I drifted off quickly, but a few hours later awoke to Mel climbing over me and out of the tent. She had been unable to sleep because of the cold and was retreating to the car.
It must have been around 1 o’clock in the morning and I figured I would be able to fall back asleep as easily as I had earlier that night.
It had gotten significantly colder and within an hour or two, I started to lose feeling in my hands and feet. I decided to join the other girls in the car, curling up in my sleeping bag in the driver’s seat, drifting in and out of sleep until daylight broke a few short hours later.
In the morning, we went out to take the tent down and repack it, and found it covered in a layer of frost. Mel and I were both thankful to have slept in the car, as it had gotten down to a low of 19 degrees overnight.
Undeniably, some days frustrated us and left us sleep deprived. Others, we spent in awe. On the third day of our trip, we ventured to Zion National Park in Utah to complete the renowned trek to the top of Angel’s Landing. Conditions on the trail in the winter can be dangerous so I was a bit worried knowing there had been snowfall the week before.
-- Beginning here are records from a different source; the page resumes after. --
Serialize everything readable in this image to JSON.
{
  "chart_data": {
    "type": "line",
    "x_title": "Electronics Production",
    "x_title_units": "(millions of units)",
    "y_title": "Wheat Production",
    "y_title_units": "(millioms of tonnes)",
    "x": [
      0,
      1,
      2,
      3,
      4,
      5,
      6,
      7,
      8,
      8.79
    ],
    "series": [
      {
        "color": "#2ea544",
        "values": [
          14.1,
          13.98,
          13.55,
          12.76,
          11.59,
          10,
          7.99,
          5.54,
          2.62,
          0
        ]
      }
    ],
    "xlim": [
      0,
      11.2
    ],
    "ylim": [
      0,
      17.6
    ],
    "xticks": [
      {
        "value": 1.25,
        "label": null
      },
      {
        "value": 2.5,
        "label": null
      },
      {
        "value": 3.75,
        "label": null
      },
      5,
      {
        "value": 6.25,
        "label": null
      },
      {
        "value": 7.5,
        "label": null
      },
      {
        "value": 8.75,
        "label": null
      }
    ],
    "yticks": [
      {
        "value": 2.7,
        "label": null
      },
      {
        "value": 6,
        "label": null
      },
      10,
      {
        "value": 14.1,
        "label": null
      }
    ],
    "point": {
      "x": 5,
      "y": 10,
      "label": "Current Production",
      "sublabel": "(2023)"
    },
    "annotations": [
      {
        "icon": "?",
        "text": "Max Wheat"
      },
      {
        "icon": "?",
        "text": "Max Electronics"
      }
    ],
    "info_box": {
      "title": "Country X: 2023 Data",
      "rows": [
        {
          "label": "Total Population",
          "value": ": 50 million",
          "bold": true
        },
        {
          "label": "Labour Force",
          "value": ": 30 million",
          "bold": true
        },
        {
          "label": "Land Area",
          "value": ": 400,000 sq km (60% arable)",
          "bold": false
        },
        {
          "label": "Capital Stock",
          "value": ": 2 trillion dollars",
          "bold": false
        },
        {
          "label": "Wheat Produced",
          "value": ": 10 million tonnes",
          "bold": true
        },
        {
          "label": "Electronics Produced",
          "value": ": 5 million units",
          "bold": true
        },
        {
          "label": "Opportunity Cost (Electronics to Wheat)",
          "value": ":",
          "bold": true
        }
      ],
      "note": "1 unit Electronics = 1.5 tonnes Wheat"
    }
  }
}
Luckily, the sun was out, melting the last of the leftover snow and ice. From the trailhead, we looked to the top of the landing and began to hike up switchback after switchback. The further we climbed, the steeper the trail became, challenging us both physically and mentally as we gripped the metal chains bolted into the cliff, trying not to look over the edge to the valley where we had begun, 1700 feet below.
Spontaneous decisions left lasting impressions as well. While in Palm Springs, California, the rest of the girls turned in early after dinner, but Anthony and I decided to squeeze as much adventure as we could into the long day.
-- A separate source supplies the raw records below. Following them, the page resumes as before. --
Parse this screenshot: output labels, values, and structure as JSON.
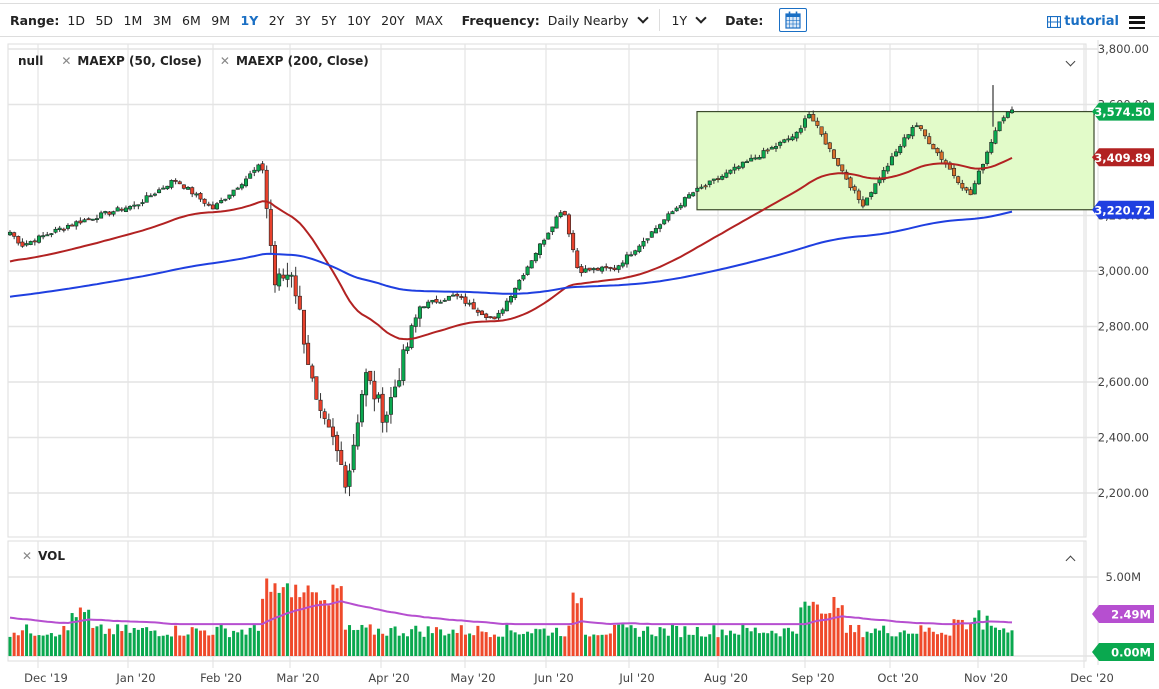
{
  "toolbar": {
    "range_label": "Range:",
    "ranges": [
      "1D",
      "5D",
      "1M",
      "3M",
      "6M",
      "9M",
      "1Y",
      "2Y",
      "3Y",
      "5Y",
      "10Y",
      "20Y",
      "MAX"
    ],
    "active_range": "1Y",
    "frequency_label": "Frequency:",
    "frequency_value": "Daily Nearby",
    "period_value": "1Y",
    "date_label": "Date:",
    "calendar_icon": "calendar-icon",
    "tutorial_label": "tutorial",
    "tutorial_icon": "film-icon",
    "menu_icon": "hamburger-icon"
  },
  "legend": {
    "symbol": "null",
    "studies": [
      {
        "label": "MAEXP (50, Close)",
        "color": "#b22222"
      },
      {
        "label": "MAEXP (200, Close)",
        "color": "#1f3fe0"
      }
    ]
  },
  "volume_panel": {
    "label": "VOL",
    "axis_labels": [
      "5.00M"
    ],
    "tags": [
      {
        "label": "2.49M",
        "color": "#b64fd0"
      },
      {
        "label": "0.00M",
        "color": "#0aa84f"
      }
    ]
  },
  "price_tags": [
    {
      "label": "3,574.50",
      "color": "#0aa84f",
      "value": 3574.5
    },
    {
      "label": "3,409.89",
      "color": "#b22222",
      "value": 3409.89
    },
    {
      "label": "3,220.72",
      "color": "#1f3fe0",
      "value": 3220.72
    }
  ],
  "chart_data": {
    "type": "candlestick",
    "title": "",
    "xlabel": "",
    "ylabel": "",
    "ylim": [
      2150,
      3820
    ],
    "y_ticks": [
      "3,800.00",
      "3,600.00",
      "3,400.00",
      "3,200.00",
      "3,000.00",
      "2,800.00",
      "2,600.00",
      "2,400.00",
      "2,200.00"
    ],
    "x_ticks": [
      "Dec '19",
      "Jan '20",
      "Feb '20",
      "Mar '20",
      "Apr '20",
      "May '20",
      "Jun '20",
      "Jul '20",
      "Aug '20",
      "Sep '20",
      "Oct '20",
      "Nov '20",
      "Dec '20"
    ],
    "grid": true,
    "close_keyframes": [
      {
        "date": "Nov '19 end",
        "close": 3140
      },
      {
        "date": "Dec 3 '19",
        "close": 3093
      },
      {
        "date": "Dec '19 mid",
        "close": 3168
      },
      {
        "date": "Dec 31 '19",
        "close": 3231
      },
      {
        "date": "Jan 3 '20",
        "close": 3235
      },
      {
        "date": "Jan 17 '20",
        "close": 3330
      },
      {
        "date": "Jan 31 '20",
        "close": 3225
      },
      {
        "date": "Feb 19 '20",
        "close": 3386
      },
      {
        "date": "Feb 28 '20",
        "close": 2954
      },
      {
        "date": "Mar 3 '20",
        "close": 3003
      },
      {
        "date": "Mar 12 '20",
        "close": 2480
      },
      {
        "date": "Mar 16 '20",
        "close": 2386
      },
      {
        "date": "Mar 23 '20",
        "close": 2237
      },
      {
        "date": "Mar 26 '20",
        "close": 2630
      },
      {
        "date": "Apr 1 '20",
        "close": 2470
      },
      {
        "date": "Apr 17 '20",
        "close": 2874
      },
      {
        "date": "Apr 30 '20",
        "close": 2912
      },
      {
        "date": "May 13 '20",
        "close": 2820
      },
      {
        "date": "Jun 8 '20",
        "close": 3232
      },
      {
        "date": "Jun 11 '20",
        "close": 3002
      },
      {
        "date": "Jun 26 '20",
        "close": 3009
      },
      {
        "date": "Jul 22 '20",
        "close": 3276
      },
      {
        "date": "Aug 31 '20",
        "close": 3500
      },
      {
        "date": "Sep 2 '20",
        "close": 3580
      },
      {
        "date": "Sep 23 '20",
        "close": 3237
      },
      {
        "date": "Oct 12 '20",
        "close": 3534
      },
      {
        "date": "Oct 30 '20",
        "close": 3270
      },
      {
        "date": "Nov 9 '20",
        "close": 3550
      },
      {
        "date": "Nov 13 '20",
        "close": 3574.5
      }
    ],
    "series": [
      {
        "name": "Price (OHLC candles)",
        "color_up": "#0aa84f",
        "color_down": "#e8412c"
      },
      {
        "name": "MAEXP (50, Close)",
        "color": "#b22222",
        "last": 3409.89
      },
      {
        "name": "MAEXP (200, Close)",
        "color": "#1f3fe0",
        "last": 3220.72
      },
      {
        "name": "Volume",
        "last": 0.0,
        "unit": "M"
      },
      {
        "name": "Volume MA",
        "color": "#b64fd0",
        "last": 2.49,
        "unit": "M"
      }
    ],
    "annotations": [
      {
        "type": "rectangle",
        "fill": "#d9f7b4",
        "from": "Jul 24 '20",
        "to": "Dec '20",
        "y_top": 3574.5,
        "y_bottom": 3220.72
      }
    ],
    "legend_position": "top-left"
  }
}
Downtown, we wandered the shops under the streetlights, exploring the small city, and people watching. Still not ready to call it a night quite yet, we jumped back in the car, deciding to head toward Joshua Tree National Park.
The drive took us over an hour outside the city, and there was not another car in the park as we drove to the top of Keys View, a spot recommended by a local earlier that day. From this mountain top lookout, the stars above us looked as close as the ambient city lights below.
It was one of those moments that made it feel like we were the only two people in the world. I was thankful to be there late in the night to have the typically crowded spot all to ourselves.
Some moments that seemed like bad timing made for the most appreciated and memorable of the trip. After stopping at the Grand Canyon, we decided to drive another two hours north, out of the way of the remainder of our trip, to see Horseshoe Bend.
The drive took us along the Colorado River through Navajo Indian Reservations toward Page, Arizona. As we got closer to our destination, traffic became congested; we saw cones and a few police cars off the road before reaching a sign telling us that parking was completely full.
We continued driving past, until two miles ahead, where we reached the small town. Since we had driven two hours out of our way for the single sight, none of us wanted to leave without seeing what we had come for. We laced up our running shoes, and ran the two miles there and back along the highway, to find one of the most incredible viewpoints of the trip.
While it is undeniably important to pack a map to get you to your destination, the right pair of shoes to climb a mountain, and cash for tolls, there are other necessities that will not be found on a typical Road Trip Checklist. Your mindset, how you react to good and bad moments, and the people you travel with can make your trip either magical or miserable. The choice is completely yours.